The fact that Hillarious Clinton would make absentee mayor Dellums her “senior advisor on urban issues” only goes to show how badly out of touch Hillarious is with what it’s like to live in the urban crime of America.

Mayor spends more time on Clinton than on city: “That more or less describes Dellums’ first year in office, too. And that makes it particularly tough for Oakland residents to hear Clinton trumpet Dellums’ bold leadership as mayor when leadership is what he’s lacked the most.

And it’s downright uncomfortable for the locals to see him presented as a savior for the nation’s urban ills when his own city is suffering so badly from rampaging crime.

Still, the Clinton campaign named Dellums its senior adviser on urban issues, which is strange for a mayor who hasn’t adequately addressed those issues in his city. In 14 months as mayor, Dellums has yet to adopt initiatives on housing and economic development, and he had to be pushed by Oakland residents into using a voter-approved tax to hire more officers.

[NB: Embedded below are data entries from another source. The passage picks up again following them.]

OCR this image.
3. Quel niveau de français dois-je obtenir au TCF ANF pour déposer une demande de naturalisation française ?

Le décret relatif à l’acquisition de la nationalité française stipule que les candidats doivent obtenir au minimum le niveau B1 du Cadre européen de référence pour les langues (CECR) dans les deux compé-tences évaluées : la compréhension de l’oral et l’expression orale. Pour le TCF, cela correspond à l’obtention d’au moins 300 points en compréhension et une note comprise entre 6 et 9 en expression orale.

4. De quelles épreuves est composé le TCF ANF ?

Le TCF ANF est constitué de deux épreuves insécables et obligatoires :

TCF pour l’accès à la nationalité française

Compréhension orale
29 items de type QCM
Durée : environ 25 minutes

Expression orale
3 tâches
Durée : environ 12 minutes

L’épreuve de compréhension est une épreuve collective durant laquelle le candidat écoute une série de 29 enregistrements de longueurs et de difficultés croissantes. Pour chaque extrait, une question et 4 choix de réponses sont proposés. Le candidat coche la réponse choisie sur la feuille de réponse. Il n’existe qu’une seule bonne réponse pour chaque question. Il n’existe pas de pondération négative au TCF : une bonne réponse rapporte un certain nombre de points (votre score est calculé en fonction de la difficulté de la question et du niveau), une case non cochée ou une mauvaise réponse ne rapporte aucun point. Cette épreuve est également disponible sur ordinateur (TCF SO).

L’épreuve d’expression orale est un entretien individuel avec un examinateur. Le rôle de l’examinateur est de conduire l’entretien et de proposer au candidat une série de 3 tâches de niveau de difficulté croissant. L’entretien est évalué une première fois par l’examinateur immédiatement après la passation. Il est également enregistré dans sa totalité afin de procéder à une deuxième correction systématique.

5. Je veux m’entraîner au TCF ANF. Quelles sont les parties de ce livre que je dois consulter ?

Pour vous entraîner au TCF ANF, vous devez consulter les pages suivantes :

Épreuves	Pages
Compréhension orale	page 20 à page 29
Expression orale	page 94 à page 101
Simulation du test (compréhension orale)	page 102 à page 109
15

But that hardly seems to matter on a national stage, where image and symbols seem to count more than the details just about every time.

If Oakland residents didn’t know better, it would appear as if Dellums’ commitment to the Clinton campaign is stronger than his desire to provide leadership and governance for the city he was elected to lead, and that’s disappointing.”

Just politics as usual I guess. And people wonder why voters are so disenfranchised and barely take the time to vote anymore.